Parsing (a Series of) Variables

M

Mike Copeland

How do I (or can I?) parse a variable number of numeric values from a
line of text? Below is an example of a data line I need to parse (14
values, but there can be more or less):

1 37 36 4 7 5 6 8 9 10 20 32 23 16

I'm currently using the routine below, which works in a sense, but I
have to ignore blank values in the output vector. In the example data,
I get 20 vector elements, but I have to ignore 6 of them. 8<{{

typedef vector<string> TOKENS1; // parsing structure
TOKENS1 tokArray;
void parseSpace(string line) // parse & store blank-separated tokens
{
string tok1, tok2;
istringstream iss1(line);
tokArray.clear();
while(getline(iss1, tok1, ' '))
{
if(tok1.find(' ') != string::npos)
{
istringstream iss1(tok1);
while(getline(iss1, tok2, ' '))
{
if(!tok2.empty()) tokArray.push_back(tok2);
} // while
} // if
else tokArray.push_back(tok1);
} // while
return;
} // parseSpace

I assume there is a better way to parse such data (it might involve
stringstream).
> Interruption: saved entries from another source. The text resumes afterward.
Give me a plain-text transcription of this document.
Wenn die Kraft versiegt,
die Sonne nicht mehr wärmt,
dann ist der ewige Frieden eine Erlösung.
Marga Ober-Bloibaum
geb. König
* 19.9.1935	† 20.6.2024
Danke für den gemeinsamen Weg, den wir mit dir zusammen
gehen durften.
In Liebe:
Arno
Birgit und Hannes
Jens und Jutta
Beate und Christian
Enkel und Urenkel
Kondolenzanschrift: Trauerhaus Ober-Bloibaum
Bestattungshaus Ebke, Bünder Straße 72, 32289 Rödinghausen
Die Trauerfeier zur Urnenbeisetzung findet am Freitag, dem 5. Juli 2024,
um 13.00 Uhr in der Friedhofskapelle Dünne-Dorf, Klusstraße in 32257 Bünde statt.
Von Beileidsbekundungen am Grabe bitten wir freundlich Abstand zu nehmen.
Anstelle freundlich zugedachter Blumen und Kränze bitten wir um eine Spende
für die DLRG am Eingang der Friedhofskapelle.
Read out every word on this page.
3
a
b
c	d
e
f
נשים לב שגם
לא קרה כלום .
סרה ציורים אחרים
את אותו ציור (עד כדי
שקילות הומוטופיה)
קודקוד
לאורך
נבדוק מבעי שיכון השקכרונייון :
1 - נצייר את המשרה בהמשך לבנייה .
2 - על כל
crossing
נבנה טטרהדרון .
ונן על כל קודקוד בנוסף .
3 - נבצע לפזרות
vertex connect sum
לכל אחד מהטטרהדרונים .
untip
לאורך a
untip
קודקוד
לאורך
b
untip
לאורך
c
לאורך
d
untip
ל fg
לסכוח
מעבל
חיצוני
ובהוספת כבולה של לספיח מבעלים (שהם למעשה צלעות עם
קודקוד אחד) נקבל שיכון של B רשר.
If so, how would I do such a thing in C++? TIA
 
S

Stefan Ram

How do I (or can I?) parse a variable number of numeric values from a
line of text? Below is an example of a data line I need to parse (14
values, but there can be more or less):
1 37 36 4 7 5 6 8 9 10 20 32 23 16

#include <iostream>
#include <ostream>
#include <sstream>

int main()
{ ::std::stringstream source{ "1 37 36 4 7 5 6 8 9 10 20 32 23 16" };
for( int i; source >> i; )::std::cout << i << '\n'; }
I'm currently using the routine below, which works in a sense, but I
have to ignore blank values in the output vector. In the example data,
I get 20 vector elements, but I have to ignore 6 of them. 8<{{

What does »ignore blank values in the output vector« mean?
(Which output vector? What is a »blank value«? What is the
operation »ignore« supposed to do?)
 
S

Stefan Ram

(Which output vector? What is a »blank value«? What is the
operation »ignore« supposed to do?)

Sorry, in the meantime, I saw that there is an output vector
in the example code. So that answers my first question.
 
M

Mike Copeland

#include <iostream>
#include <ostream>
#include <sstream>

int main()
{ ::std::stringstream source{ "1 37 36 4 7 5 6 8 9 10 20 32 23 16" };
for( int i; source >> i; )::std::cout << i << '\n'; }


What does »ignore blank values in the output vector« mean?
(Which output vector? What is a »blank value«? What is the
operation »ignore« supposed to do?)

Ultimately, I want to store the converted values into an array
(perhaps another vector). In your example, I don't understand why the
"for loop" passes over the data values. Also, I'm not interested in
displaying the numbers, but instead want to store them somewhere. The
"cout" doesn't do that for me, and I don't see how to access/store each
value as it passes through the loop. 8<{{
Please advise. TIA
 
S

Stefan Ram

"cout" doesn't do that for me, and I don't see how to access/store each
value as it passes through the loop. 8<{{

#include <iostream>
#include <ostream>
#include <sstream>
#include <vector>

int main()
{ using number = int;
::std::vector<number> vector;
::std::stringstream source{ "1 37 36 4 7 5 6 8 9 10 20 32 23 16" };
for( number i; source >> i; )vector.push_back( i ); }
 
S

Stefan Ram

#include <iostream>
#include <ostream>
#include <sstream>
#include <vector>
int main()
{ using number = int;
::std::vector<number> vector;
::std::stringstream source{ "1 37 36 4 7 5 6 8 9 10 20 32 23 16" };
for( number i; source >> i; )vector.push_back( i ); }

Refactor »rename variable«: »vector« -> »target«
(corresponding to »source«), »i« -> »num« (corresponding to
»number«) and removed two include directives (untested):

#include <sstream>
#include <vector>

int main()
{ using number = int;
::std::stringstream source{ "1 37 36 4 7 5 6 8 9 10 20 32 23 16" };
::std::vector<number> target;
for( number num; source >> num; )target.push_back( num ); }
 
M

Mike Copeland

It is. However, as I've tried to work with solutions I've received
I've learned that the approaches I've taken aren't as good as I'd like.
Consequently, I've had to refine my query...and this has been the
result.
Sorry if you consider it a waste of time. I continue to work at
improving my skills, as I evolve from procedural coding to more up-to-
date technologies and methods. At my age (73), it's not as easy as it
may be for most here.
My apologies...
 
H

Haochen Xie

Mike said:
Ultimately, I want to store the converted values into an array
(perhaps another vector). In your example, I don't understand why the
"for loop" passes over the data values.

OK, so since Stefan has already given you the version with a vector, I'm
just going to explain why the for loop would work.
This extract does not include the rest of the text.